If there's one thing I always used to feel terrible about, it was having sex with my ex-girlfriend even after she got married. That's been a couple of years now, and for the longest time I didn't regard that as the brightest moment I'd ever had. Alas, things have changed and so has my perspective, and now I have absolutely no shame over that incident or the other probable incidents of sleeping with married/committed women
(I've slept with close to 60 people in the past two years, most of them only once, odds are at least a couple were married).
Anyway, after another person and I had a conversation about that, I've come to the realization that it's not really my fault or the blame is not to be placed on me for incidents like that happening
. If they don't volunteer the information that they're married/committed, or if they do but they insist on fucking anyway, who am I to blame? What's it on me? They're the ones that are cheating, not me.
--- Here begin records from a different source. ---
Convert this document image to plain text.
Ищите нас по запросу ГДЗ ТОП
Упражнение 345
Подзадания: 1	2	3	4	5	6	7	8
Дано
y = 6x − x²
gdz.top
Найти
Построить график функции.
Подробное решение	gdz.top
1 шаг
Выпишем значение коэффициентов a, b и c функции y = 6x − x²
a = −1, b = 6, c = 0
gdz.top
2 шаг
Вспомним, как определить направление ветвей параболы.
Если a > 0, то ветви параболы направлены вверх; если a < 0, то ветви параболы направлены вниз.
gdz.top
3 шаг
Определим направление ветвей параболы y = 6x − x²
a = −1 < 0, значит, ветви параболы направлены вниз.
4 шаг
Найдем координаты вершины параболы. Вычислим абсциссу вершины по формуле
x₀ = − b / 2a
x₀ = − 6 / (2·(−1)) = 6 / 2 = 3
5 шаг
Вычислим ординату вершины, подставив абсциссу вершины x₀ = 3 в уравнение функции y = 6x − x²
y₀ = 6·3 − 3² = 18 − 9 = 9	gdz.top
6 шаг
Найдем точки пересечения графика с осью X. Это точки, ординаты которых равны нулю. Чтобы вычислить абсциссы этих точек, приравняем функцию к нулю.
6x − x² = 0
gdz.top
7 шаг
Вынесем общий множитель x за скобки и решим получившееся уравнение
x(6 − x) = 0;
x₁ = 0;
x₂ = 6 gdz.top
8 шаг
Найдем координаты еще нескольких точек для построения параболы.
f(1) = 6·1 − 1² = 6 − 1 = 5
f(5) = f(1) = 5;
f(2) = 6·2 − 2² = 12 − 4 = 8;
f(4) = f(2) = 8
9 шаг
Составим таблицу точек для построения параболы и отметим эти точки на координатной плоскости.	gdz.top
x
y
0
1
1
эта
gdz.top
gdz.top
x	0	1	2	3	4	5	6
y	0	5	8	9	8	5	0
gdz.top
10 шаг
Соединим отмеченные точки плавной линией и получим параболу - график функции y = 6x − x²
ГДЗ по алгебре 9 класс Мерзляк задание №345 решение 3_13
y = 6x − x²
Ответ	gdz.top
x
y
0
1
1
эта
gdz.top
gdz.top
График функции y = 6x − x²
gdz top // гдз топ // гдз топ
I'm just single and unattached. Besides, if they're leading me on like that, chances are they'd cheat anyway, so if they're going to cheat it might as well be with me! At least I get some action that way vs. them cheating with someone else; then I get no action.
Now, none of this is to say I'd intentionally lead on a married/committed individual, because I wouldn't. If I knew an individual was married/committed, whether through observation, the grapevine, or they directly tell me they are, I wouldn't dream of trying to convince them to cheat on their partners with me.
As much as I reject the notion of monogamy and think monogamy is totally stupid, if some people want to do things that way, then fine. I can always find someone else. But if they initiate and/or consent without volunteering the information that they're married and/or committed, well, then it's game on.Thoughts?